Luego de pensarlo un rato, la cuna será devuelta a su dueña original (Estefanía). El tiempo pasa y así también los movimiento bruscos y exploratorios de un bebé encerrado por unas barandas por las que cabe sin mayor esfuerzo, de hecho fue cuando lo vimos con la mitad del cuerpo guindando fuera de la cuna (de hecho fue un adelanto lo de la pierna fuera de la cuna que fue tema de una de las entradas de este blog), que le tomamos fotos para el recuerdo a la hermosa cuna luciendo un bellísimo juego de edredones y protectores creación de la abuela Zoila, antes de desarmarla y entregarla muy agradecidos por el préstamo que tan elegantemente nos resolvió la vida por todos estos meses. Luego, moveremos el corral mientras llega la cama.

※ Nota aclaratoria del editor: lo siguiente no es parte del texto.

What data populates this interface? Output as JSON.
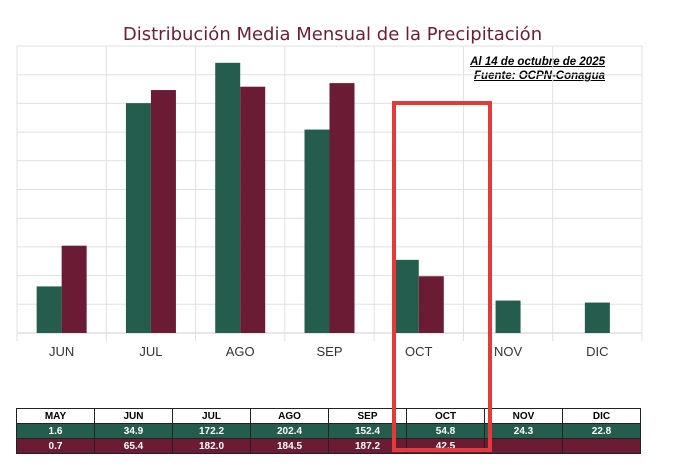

Mamás, a medir bien la distancia entre los barrotes de la cuna, hay mucha bibliografía que indica las medidas exactas que debe tener este espacio (mínimos 45 máximo 66mm). Hay otra cosas, como lo que me contó mi cuñada, Estefanía se lanzó de la cuna mientras saltaba. Como no pudo atajarla a tiempo, agradeció haber tenido las alfombras armables que amortiguaron el impacto. Pudo haber sido culpa de un colchón muy grueso, y aunque sobre esta medida no hay mayores comentarios, en definitiva, la mejor medida es estar pendiente y confiar en ese instinto paterno que indica cuando es hora de superar la cuna…
Agosto 28, 2007 a las 8:50 pm |
Bueno Santiago, ya vas quemando etapas mi niño. Mejor un corral que una cuna que inspire vuelos de Superman.
Grrrrrrrrrrrrrrrr
Agosto 30, 2007 a las 3:04 am |
Sí, bueno, corral mientras llega la cama…

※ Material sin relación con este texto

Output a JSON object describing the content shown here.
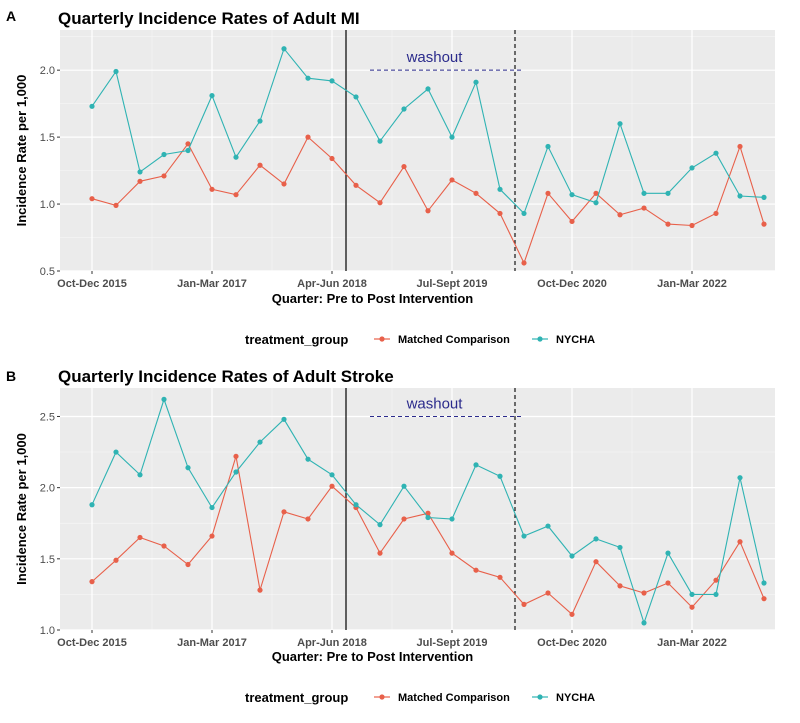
{
  "colors": {
    "matched": "#e8604a",
    "nycha": "#2fb3b3",
    "panel_bg": "#ebebeb",
    "grid_major": "#ffffff",
    "grid_minor": "#f5f5f5",
    "washout_text": "#2b2b8c"
  },
  "legend": {
    "title": "treatment_group",
    "items": [
      "Matched Comparison",
      "NYCHA"
    ]
  },
  "chart_data": [
    {
      "panel": "A",
      "type": "line",
      "title": "Quarterly Incidence Rates of Adult MI",
      "xlabel": "Quarter: Pre to Post Intervention",
      "ylabel": "Incidence Rate per 1,000",
      "ylim": [
        0.5,
        2.3
      ],
      "yticks": [
        "0.5",
        "1.0",
        "1.5",
        "2.0"
      ],
      "xticks": [
        {
          "index": 0,
          "label": "Oct-Dec 2015"
        },
        {
          "index": 5,
          "label": "Jan-Mar 2017"
        },
        {
          "index": 10,
          "label": "Apr-Jun 2018"
        },
        {
          "index": 15,
          "label": "Jul-Sept 2019"
        },
        {
          "index": 20,
          "label": "Oct-Dec 2020"
        },
        {
          "index": 25,
          "label": "Jan-Mar 2022"
        }
      ],
      "intervention_index": 11,
      "washout_end_index": 17,
      "washout_label": "washout",
      "washout_level": 2.0,
      "series": [
        {
          "name": "Matched Comparison",
          "values": [
            1.04,
            0.99,
            1.17,
            1.21,
            1.45,
            1.11,
            1.07,
            1.29,
            1.15,
            1.5,
            1.34,
            1.14,
            1.01,
            1.28,
            0.95,
            1.18,
            1.08,
            0.93,
            0.56,
            1.08,
            0.87,
            1.08,
            0.92,
            0.97,
            0.85,
            0.84,
            0.93,
            1.43,
            0.85
          ]
        },
        {
          "name": "NYCHA",
          "values": [
            1.73,
            1.99,
            1.24,
            1.37,
            1.4,
            1.81,
            1.35,
            1.62,
            2.16,
            1.94,
            1.92,
            1.8,
            1.47,
            1.71,
            1.86,
            1.5,
            1.91,
            1.11,
            0.93,
            1.43,
            1.07,
            1.01,
            1.6,
            1.08,
            1.08,
            1.27,
            1.38,
            1.06,
            1.05
          ]
        }
      ]
    },
    {
      "panel": "B",
      "type": "line",
      "title": "Quarterly Incidence Rates of Adult Stroke",
      "xlabel": "Quarter: Pre to Post Intervention",
      "ylabel": "Incidence Rate per 1,000",
      "ylim": [
        1.0,
        2.7
      ],
      "yticks": [
        "1.0",
        "1.5",
        "2.0",
        "2.5"
      ],
      "xticks": [
        {
          "index": 0,
          "label": "Oct-Dec 2015"
        },
        {
          "index": 5,
          "label": "Jan-Mar 2017"
        },
        {
          "index": 10,
          "label": "Apr-Jun 2018"
        },
        {
          "index": 15,
          "label": "Jul-Sept 2019"
        },
        {
          "index": 20,
          "label": "Oct-Dec 2020"
        },
        {
          "index": 25,
          "label": "Jan-Mar 2022"
        }
      ],
      "intervention_index": 11,
      "washout_end_index": 17,
      "washout_label": "washout",
      "washout_level": 2.5,
      "series": [
        {
          "name": "Matched Comparison",
          "values": [
            1.34,
            1.49,
            1.65,
            1.59,
            1.46,
            1.66,
            2.22,
            1.28,
            1.83,
            1.78,
            2.01,
            1.86,
            1.54,
            1.78,
            1.82,
            1.54,
            1.42,
            1.37,
            1.18,
            1.26,
            1.11,
            1.48,
            1.31,
            1.26,
            1.33,
            1.16,
            1.35,
            1.62,
            1.22
          ]
        },
        {
          "name": "NYCHA",
          "values": [
            1.88,
            2.25,
            2.09,
            2.62,
            2.14,
            1.86,
            2.11,
            2.32,
            2.48,
            2.2,
            2.09,
            1.88,
            1.74,
            2.01,
            1.79,
            1.78,
            2.16,
            2.08,
            1.66,
            1.73,
            1.52,
            1.64,
            1.58,
            1.05,
            1.54,
            1.25,
            1.25,
            2.07,
            1.33
          ]
        }
      ]
    }
  ]
}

Agosto 30, 2007 a las 11:38 pm |
Amiga ese es un tema de gran controversia, nosotros estamos aún pensando cuando será oportuno pasar a Fabio a su cama. Tiene las barandas y es una cama duplex, hemos pensado que una alternativa es comenzar por colocarlo en la parte de abajo porque él se mueve mucho mientras duerme. La verdad que hasta ahora el corral nos a brindado una tranquilidad inmensa. Ya veremos que se hará…

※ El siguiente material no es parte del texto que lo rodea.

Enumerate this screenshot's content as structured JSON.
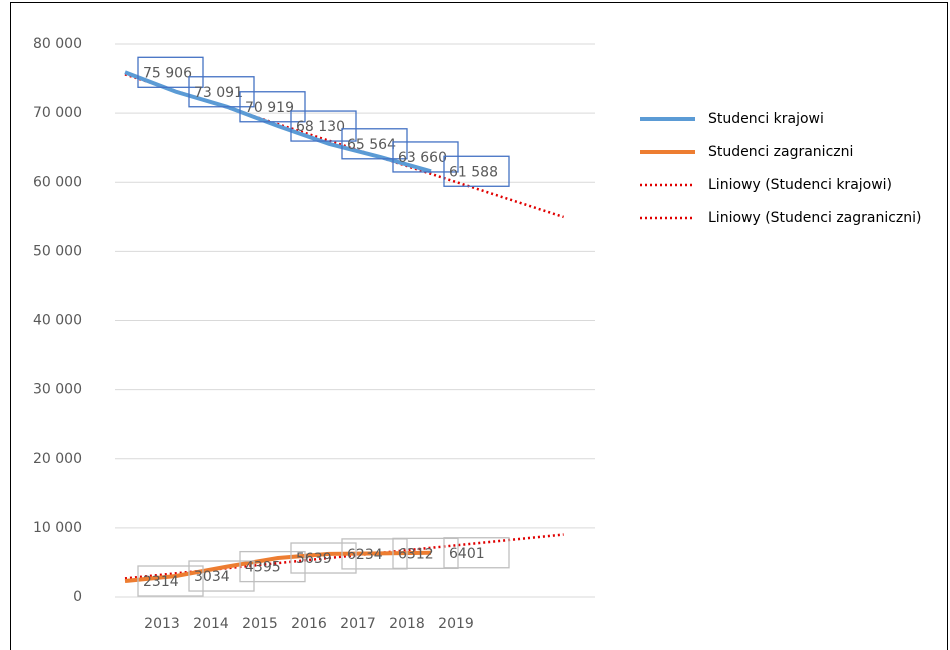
{
  "chart_data": {
    "type": "line",
    "categories": [
      "2013",
      "2014",
      "2015",
      "2016",
      "2017",
      "2018",
      "2019"
    ],
    "series": [
      {
        "name": "Studenci krajowi",
        "color": "#5b9bd5",
        "values": [
          75906,
          73091,
          70919,
          68130,
          65564,
          63660,
          61588
        ],
        "value_labels": [
          "75 906",
          "73 091",
          "70 919",
          "68 130",
          "65 564",
          "63 660",
          "61 588"
        ],
        "label_border": "#4472c4"
      },
      {
        "name": "Studenci zagraniczni",
        "color": "#ed7d31",
        "values": [
          2314,
          3034,
          4395,
          5639,
          6234,
          6312,
          6401
        ],
        "label_border": "#bfbfbf"
      }
    ],
    "trendlines": [
      {
        "name": "Liniowy (Studenci krajowi)",
        "color": "#e00000",
        "series": 0
      },
      {
        "name": "Liniowy (Studenci zagraniczni)",
        "color": "#e00000",
        "series": 1
      }
    ],
    "ylim": [
      0,
      80000
    ],
    "yticks": [
      0,
      {
        "value": 10000,
        "label": "10 000"
      },
      {
        "value": 20000,
        "label": "20 000"
      },
      {
        "value": 30000,
        "label": "30 000"
      },
      {
        "value": 40000,
        "label": "40 000"
      },
      {
        "value": 50000,
        "label": "50 000"
      },
      {
        "value": 60000,
        "label": "60 000"
      },
      {
        "value": 70000,
        "label": "70 000"
      },
      {
        "value": 80000,
        "label": "80 000"
      }
    ],
    "grid": true,
    "legend": "right"
  }
}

Septiembre 6, 2007 a las 9:59 am |
Mi mujer y yo creemos que ya es hora de que Joaquín abandone la cuna. El problema es que no sabemos dónde meterlo después.
Septiembre 7, 2007 a las 2:52 am |
Matías, quizá un corral pueda funcionar, pienso que es lo más seguro y práctico mientras crece un poquito más.